Things to still be worked out.
 
1. How to remove a country from blocking that was added using this method.
(I assume it's some variation of the command used to add a country)

DONE - added to original post above.
2. Instructions for updating the Country-IP Range file.
3. What files need to be protected, or will be broken if there is ever an ISPConfig or debian system update.

Any suggestions, tips or improvements, are welcomed.
Also please check the HOWTO: Spam control for POSTFIX

linus3x 13th November 2010 01:29

It looks great, drewb0y!

Did you run into any conflicts between the ISPConfig 3 firewall and this Geo mod, specifically in the iptables?

biggdog 13th November 2010 03:09

1 Attachment(s)
Thanks for the info.
I would like to know how to implement this into the exsisting iptables or through ispconfig3.

I did this and once I rebooted I do not see it after an iptables -L
"iptables -N GEOIP_REJECT
iptables -I GEOIP_REJECT -m geoip --src-cc UA -j REJECT
iptables -A INPUT -j GEOIP_REJECT"

I am not a complete nube but I am looking for some help if possible.

The file I have "country codes setup is taken from your little example. I left out 4 countries.
7267 ranges for CA Canada
12102 ranges for DE Germany
13028 ranges for GB United Kingdom
19724 ranges for US United States
Germany is because I talk to astaro
The UK is for some downloads I think.

If this helps anyone please feel free to use it.
Also should we add an "ACCEPT" for those we want.

drewb0y 13th November 2010 13:49

Quote:

Originally Posted by linus3x (Post 244276)
It looks great, drewb0y!

Did you run into any conflicts between the ISPConfig 3 firewall and this Geo mod, specifically in the iptables?

No conflicts that I have seen yet. And if I do an iptables -L it shows me a nice list of all the countries I am blocking, and the fail2ban blocks as well.

drewb0y 13th November 2010 14:16

Quote:

Originally Posted by biggdog (Post 244279)
Thanks for the info.
I would like to know how to implement this into the exsisting iptables or through ispconfig3.

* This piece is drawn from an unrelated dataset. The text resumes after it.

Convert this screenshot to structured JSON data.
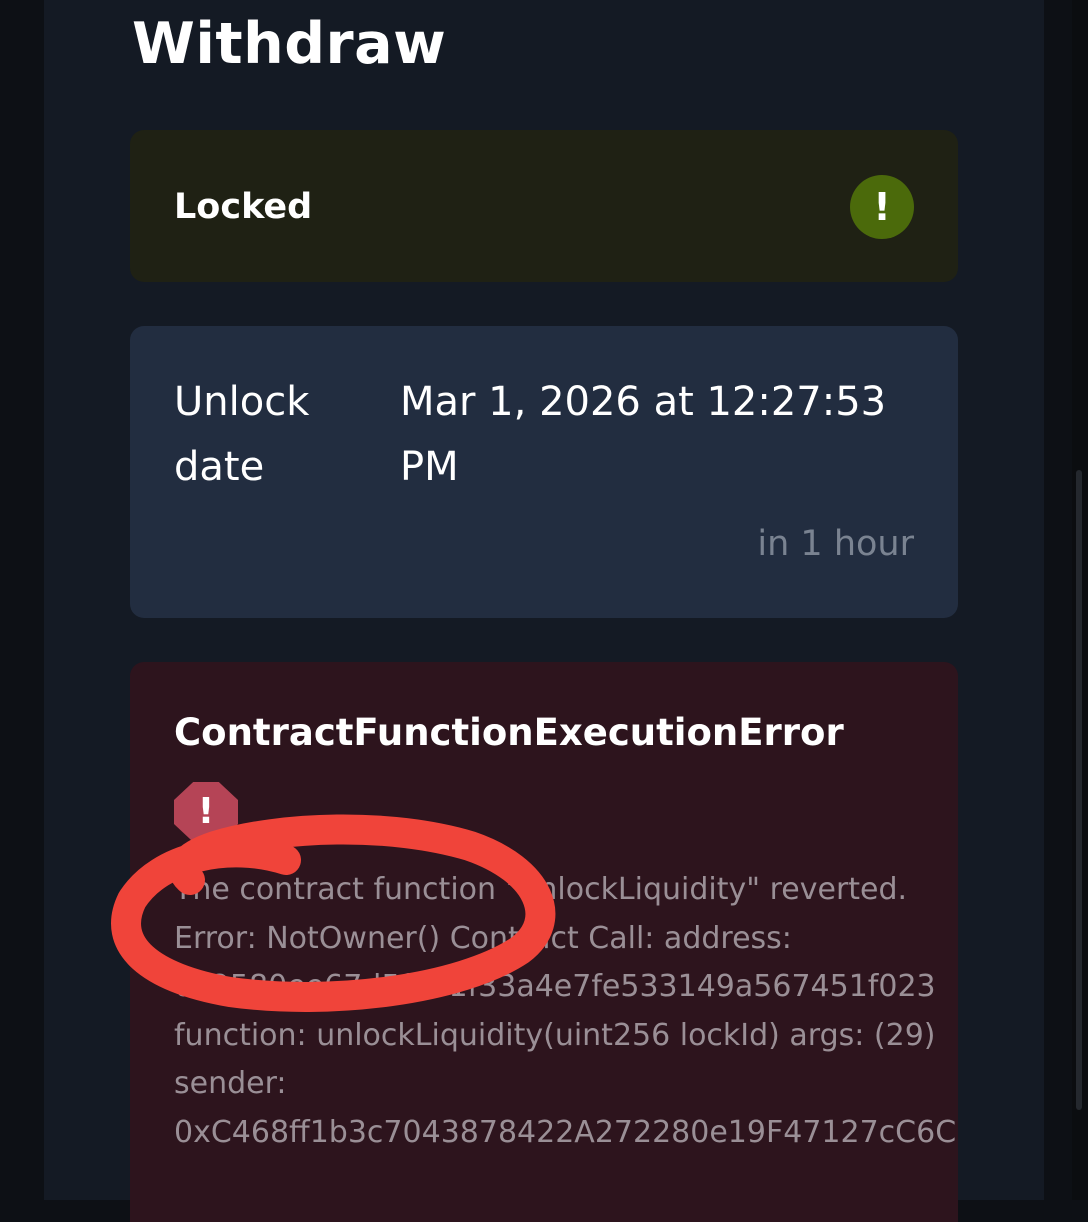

I did this and once I rebooted I do not see it after an iptables -L
"iptables -N GEOIP_REJECT
iptables -I GEOIP_REJECT -m geoip --src-cc UA -j REJECT
iptables -A INPUT -j GEOIP_REJECT"

I am not a complete nube but I am looking for some help if possible.

The file I have "country codes setup is taken from your little example. I left out 4 countries.
7267 ranges for CA Canada
12102 ranges for DE Germany
13028 ranges for GB United Kingdom
19724 ranges for US United States
Germany is because I talk to astaro
The UK is for some downloads I think.

If this helps anyone please feel free to use it.
Also should we add an "ACCEPT" for those we want.

I did not actually use a file of the countries to enter them, they were just listed above as a reference. So I would enter each individually with a separate command.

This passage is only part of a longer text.